Un effet sur l'agrégation plaquettaire est décrit, ce qui justifie la prudence en cas de traitement anticoagulant ou antiagrégant, et l'arrêt avant une intervention chirurgicale. Ce n'est pas un anticoagulant et cela ne remplace aucun traitement.
Est-ce que le curcuma fait monter la tension ?
Aucun effet direct sur la tension artérielle n'est établi, ni à la hausse ni à la baisse. La vraie question, si vous êtes traité pour une hypertension, est l'interaction possible avec votre médicament via le métabolisme hépatique : parlez-en à votre médecin ou à votre pharmacien.
Le curcuma fait-il maigrir ?
Non, et aucune allégation de ce type n'est autorisée. La perte de poids repose sur un déficit calorique ; aucun extrait de plante ne le remplace.
Comment consommer le curcuma pour qu'il soit efficace ?
Sa faible absorption est le point critique : pris seul, l'extrait passe très peu. D'où les associations à la pipérine, les formes phytosomales, micéllaires ou aux huiles essentielles de curcuma. Une prise au cours d'un repas contenant un peu de matière grasse améliore également la tolérance digestive.
Curcuma et cancer : que peut-on dire ?
Rien qui puisse être présenté comme un bénéfice. La curcumine fait l'objet de recherches précliniques nombreuses, mais aucune allégation n'est autorisée et aucun complément ne traite ni ne prévient un cancer. En cours de traitement, les interactions possibles imposent l'accord préalable de l'équipe médicale.
Le curcuma donne-t-il la diarrhée ?
C'est l'un des effets indésirables les plus courants aux doses élevées, avec les nausées et les brûlures d'estomac. Réduire la dose et prendre le produit pendant un repas règle généralement le problème.
Curcuma en poudre ou en gélules ?
Ce sont deux usages différents. La poudre est un aliment, avec une teneur en curcuminoïdes faible et une absorption très limitée.

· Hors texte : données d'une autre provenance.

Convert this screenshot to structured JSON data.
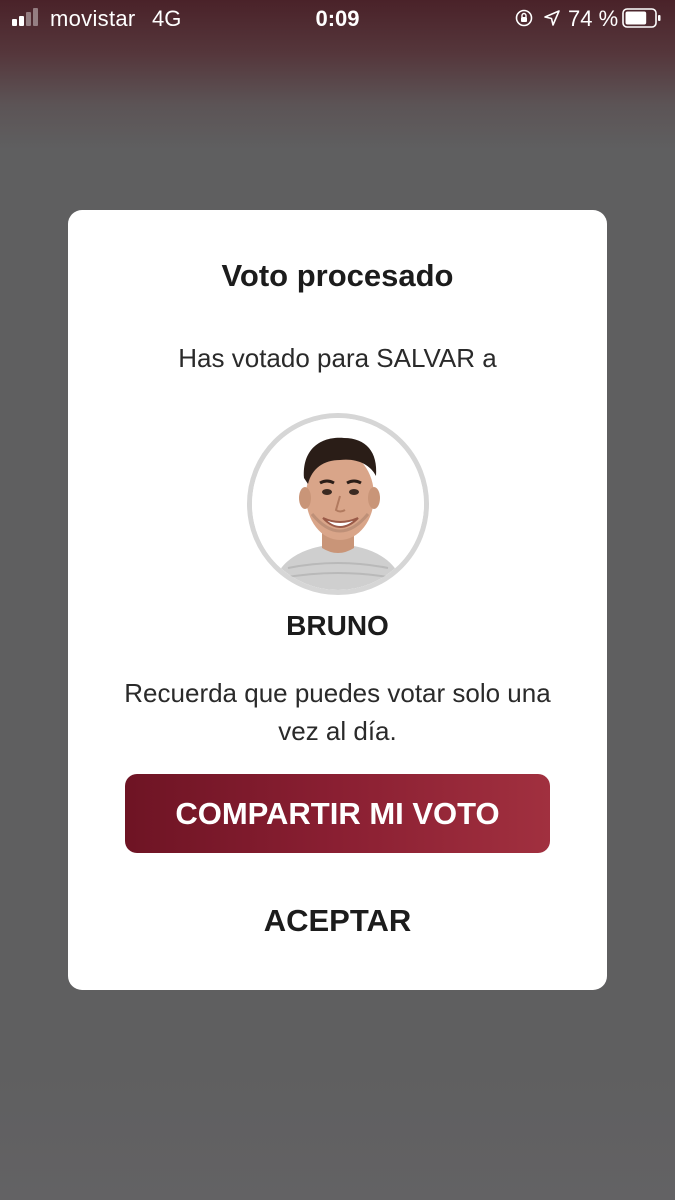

La gélule d'extrait est un produit concentré, soumis aux précautions décrites plus haut. L'une n'est pas une version douce de l'autre.
Un conseil sur le curcuma près de Montpellier ?
Notre boutique est à Vendargues, à une dizaine de minutes de Montpellier. Sur les plantes concentrées, le passage au comptoir évite beaucoup d'erreurs : on regarde ensemble la teneur réelle en curcuminoïdes, le vecteur employé et surtout ce que vous prenez déjà à côté. Et si vous nous parlez d'un traitement en cours, nous vous renverrons vers votre médecin plutôt que de vous vendre un pot. Nous expédions par ailleurs partout en France et en Europe.
Sources : ANSES pour les travaux de nutrivigilance et les recommandations relatives aux compléments à base de curcuma, EFSA pour la dose journalière admissible de la curcumine et le statut des allégations sur les plantes. Ces informations ne remplacent pas un avis médical. En cas de traitement en cours, de grossesse, d'allaitement ou de pathologie connue, demandez l'avis de votre médecin avant toute supplémentation. Les compléments alimentaires s'intègrent dans une alimentation variée et équilibrée et un mode de vie sain.